In severe and fatal cases, a person could develop buildup of fluid in the lungs, but Johnson-Arbor was keen to stress that these were rare.

‘People who are young and otherwise healthy can most likely just get out into a well-ventilated area, and their symptoms should go away pretty quickly,’ Johnson-Arbor told Today. 

Thankfully, Samantha and her family made it out of the situation unscathed, but mixing the bleach and vinegar is no laughing matter

Thankfully, Samantha and her family made it out of the situation unscathed, but mixing the bleach and vinegar is no laughing matter 

If you are exposed to chlorine gas, the first thing you should do is get yourself and others out of the area.

Prior to returning to the exposed area, ensure that the room is well-ventilated by opening the windows and door to let fresh air in. 

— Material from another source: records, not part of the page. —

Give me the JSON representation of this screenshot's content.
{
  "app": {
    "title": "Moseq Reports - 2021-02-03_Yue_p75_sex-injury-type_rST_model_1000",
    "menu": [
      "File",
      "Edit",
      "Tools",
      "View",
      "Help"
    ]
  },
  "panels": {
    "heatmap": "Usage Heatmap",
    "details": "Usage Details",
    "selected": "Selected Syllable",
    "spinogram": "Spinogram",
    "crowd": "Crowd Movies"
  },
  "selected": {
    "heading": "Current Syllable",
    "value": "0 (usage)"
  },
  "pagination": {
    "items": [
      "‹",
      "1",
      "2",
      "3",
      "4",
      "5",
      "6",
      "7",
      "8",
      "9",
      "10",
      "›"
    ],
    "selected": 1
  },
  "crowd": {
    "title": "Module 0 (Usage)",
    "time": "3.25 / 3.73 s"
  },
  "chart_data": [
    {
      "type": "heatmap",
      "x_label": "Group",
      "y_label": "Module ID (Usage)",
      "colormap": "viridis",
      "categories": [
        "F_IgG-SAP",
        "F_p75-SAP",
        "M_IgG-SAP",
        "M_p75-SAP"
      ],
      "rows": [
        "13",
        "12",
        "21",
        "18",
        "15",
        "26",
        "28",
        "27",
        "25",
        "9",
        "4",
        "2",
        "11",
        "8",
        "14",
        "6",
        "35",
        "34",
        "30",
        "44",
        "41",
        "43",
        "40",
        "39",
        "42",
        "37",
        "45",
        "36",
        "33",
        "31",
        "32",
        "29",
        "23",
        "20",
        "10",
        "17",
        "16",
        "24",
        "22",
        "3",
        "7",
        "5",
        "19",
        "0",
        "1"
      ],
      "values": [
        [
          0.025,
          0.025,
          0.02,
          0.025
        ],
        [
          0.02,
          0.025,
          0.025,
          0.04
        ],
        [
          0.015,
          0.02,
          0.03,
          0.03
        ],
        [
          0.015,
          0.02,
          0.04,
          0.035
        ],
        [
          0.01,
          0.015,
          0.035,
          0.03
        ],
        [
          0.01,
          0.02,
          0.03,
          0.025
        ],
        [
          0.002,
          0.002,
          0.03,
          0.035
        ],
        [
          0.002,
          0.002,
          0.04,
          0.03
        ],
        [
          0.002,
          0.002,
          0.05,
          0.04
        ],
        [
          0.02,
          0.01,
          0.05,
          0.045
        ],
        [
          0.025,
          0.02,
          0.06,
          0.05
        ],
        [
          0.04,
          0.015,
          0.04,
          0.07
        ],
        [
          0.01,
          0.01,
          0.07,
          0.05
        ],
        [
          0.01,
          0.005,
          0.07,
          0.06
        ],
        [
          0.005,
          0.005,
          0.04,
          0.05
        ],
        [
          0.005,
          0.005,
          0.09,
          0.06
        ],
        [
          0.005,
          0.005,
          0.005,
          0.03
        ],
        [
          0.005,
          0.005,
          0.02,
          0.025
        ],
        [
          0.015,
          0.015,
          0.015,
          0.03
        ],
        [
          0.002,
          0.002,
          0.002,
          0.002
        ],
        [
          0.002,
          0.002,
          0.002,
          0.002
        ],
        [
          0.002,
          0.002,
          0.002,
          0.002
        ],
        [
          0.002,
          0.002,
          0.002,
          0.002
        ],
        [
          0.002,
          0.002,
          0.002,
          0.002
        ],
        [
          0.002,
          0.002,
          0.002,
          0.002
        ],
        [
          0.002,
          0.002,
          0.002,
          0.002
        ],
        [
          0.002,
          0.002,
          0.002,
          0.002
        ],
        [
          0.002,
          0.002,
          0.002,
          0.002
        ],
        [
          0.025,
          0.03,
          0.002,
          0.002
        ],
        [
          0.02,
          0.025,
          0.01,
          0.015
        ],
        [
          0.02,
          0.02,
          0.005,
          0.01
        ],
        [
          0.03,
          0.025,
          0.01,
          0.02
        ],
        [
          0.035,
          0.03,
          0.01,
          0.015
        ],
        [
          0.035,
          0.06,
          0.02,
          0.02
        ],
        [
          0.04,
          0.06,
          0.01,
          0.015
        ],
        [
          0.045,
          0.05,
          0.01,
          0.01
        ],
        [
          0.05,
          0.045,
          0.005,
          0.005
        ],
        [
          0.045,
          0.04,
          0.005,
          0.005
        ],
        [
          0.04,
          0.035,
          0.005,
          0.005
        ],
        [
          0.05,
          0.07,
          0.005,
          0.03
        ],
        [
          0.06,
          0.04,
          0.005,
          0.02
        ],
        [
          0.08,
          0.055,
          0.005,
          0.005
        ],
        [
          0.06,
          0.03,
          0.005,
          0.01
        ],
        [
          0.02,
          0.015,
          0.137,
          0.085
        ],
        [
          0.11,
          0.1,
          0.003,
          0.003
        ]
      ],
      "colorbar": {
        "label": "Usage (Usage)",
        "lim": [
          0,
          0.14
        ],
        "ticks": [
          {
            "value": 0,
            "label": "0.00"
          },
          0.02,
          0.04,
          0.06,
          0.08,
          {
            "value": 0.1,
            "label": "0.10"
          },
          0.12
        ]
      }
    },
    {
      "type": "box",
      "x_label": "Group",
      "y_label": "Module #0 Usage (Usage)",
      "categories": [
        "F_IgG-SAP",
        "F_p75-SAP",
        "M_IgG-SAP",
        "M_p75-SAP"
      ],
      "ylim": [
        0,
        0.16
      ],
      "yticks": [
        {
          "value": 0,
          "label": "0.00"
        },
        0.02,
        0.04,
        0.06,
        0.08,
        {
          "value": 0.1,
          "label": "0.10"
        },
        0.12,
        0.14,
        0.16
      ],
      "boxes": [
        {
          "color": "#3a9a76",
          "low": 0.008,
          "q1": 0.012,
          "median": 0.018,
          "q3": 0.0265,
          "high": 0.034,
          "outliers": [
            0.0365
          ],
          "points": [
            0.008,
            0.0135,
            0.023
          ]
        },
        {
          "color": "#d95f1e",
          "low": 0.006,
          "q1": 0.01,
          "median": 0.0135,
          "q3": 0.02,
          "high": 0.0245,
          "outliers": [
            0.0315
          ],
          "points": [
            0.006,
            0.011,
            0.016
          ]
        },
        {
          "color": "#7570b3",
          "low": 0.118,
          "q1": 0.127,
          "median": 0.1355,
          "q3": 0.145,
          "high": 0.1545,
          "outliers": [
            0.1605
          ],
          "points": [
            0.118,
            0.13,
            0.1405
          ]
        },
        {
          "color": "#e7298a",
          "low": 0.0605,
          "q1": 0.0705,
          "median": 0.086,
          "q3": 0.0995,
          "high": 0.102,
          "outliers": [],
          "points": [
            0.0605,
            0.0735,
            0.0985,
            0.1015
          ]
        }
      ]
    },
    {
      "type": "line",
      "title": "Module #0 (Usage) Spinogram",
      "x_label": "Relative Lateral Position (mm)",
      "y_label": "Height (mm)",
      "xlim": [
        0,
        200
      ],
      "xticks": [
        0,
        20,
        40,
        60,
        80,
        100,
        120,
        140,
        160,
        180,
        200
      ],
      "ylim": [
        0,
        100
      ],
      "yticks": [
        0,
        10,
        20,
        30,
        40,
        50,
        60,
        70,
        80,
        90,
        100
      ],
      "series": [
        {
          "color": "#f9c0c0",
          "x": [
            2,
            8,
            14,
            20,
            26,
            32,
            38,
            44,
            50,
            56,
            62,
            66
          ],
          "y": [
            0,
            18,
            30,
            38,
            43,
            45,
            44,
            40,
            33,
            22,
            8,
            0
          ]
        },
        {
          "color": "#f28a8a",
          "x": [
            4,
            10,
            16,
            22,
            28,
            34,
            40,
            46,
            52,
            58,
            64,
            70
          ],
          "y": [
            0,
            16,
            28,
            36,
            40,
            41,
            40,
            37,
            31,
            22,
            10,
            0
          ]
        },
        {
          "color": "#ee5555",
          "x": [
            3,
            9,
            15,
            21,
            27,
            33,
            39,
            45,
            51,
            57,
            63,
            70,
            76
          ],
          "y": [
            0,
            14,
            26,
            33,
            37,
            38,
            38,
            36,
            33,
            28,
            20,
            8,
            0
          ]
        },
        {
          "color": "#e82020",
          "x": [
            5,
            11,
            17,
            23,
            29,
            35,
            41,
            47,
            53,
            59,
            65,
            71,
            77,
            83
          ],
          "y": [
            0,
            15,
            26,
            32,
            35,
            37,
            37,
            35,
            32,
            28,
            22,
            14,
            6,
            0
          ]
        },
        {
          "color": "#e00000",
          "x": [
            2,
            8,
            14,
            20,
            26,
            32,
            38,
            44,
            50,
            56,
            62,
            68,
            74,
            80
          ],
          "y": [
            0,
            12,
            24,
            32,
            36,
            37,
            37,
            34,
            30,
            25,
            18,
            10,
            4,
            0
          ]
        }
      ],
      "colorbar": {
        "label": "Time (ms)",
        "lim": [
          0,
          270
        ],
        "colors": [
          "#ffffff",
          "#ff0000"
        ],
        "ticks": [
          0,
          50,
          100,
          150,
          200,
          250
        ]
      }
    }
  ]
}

According to Johnson-Arbor, those who clear the area and get fresh air should be OK in 10 to 15 minutes. 

If symptoms don’t go away or get worse, you should seek medical attention. 

You should also contact poison control by calling 1.800.222.1222 or visit PoisonHelp.org.  

Once your symptoms have disappeared and the area has been thoroughly ventilated, you can dispose of the chlorine gas by pouring it down the drain. 

‘People should only use cleaning products as directed on the package label, and only for the way that they’re meant to be used,’ Johnson-Arbor said.

Kaitlyn Brown, PharmD, clinical managing director of America’s Poison Centers, also told the publication that the number of chemical exposures occurred by mixing household cleaners had seemingly ‘peaked in 2021.’ 

Brown explained that this was most likely due to the pandemic, but continued to warn to people to avoid mixing bleach with any household chemical.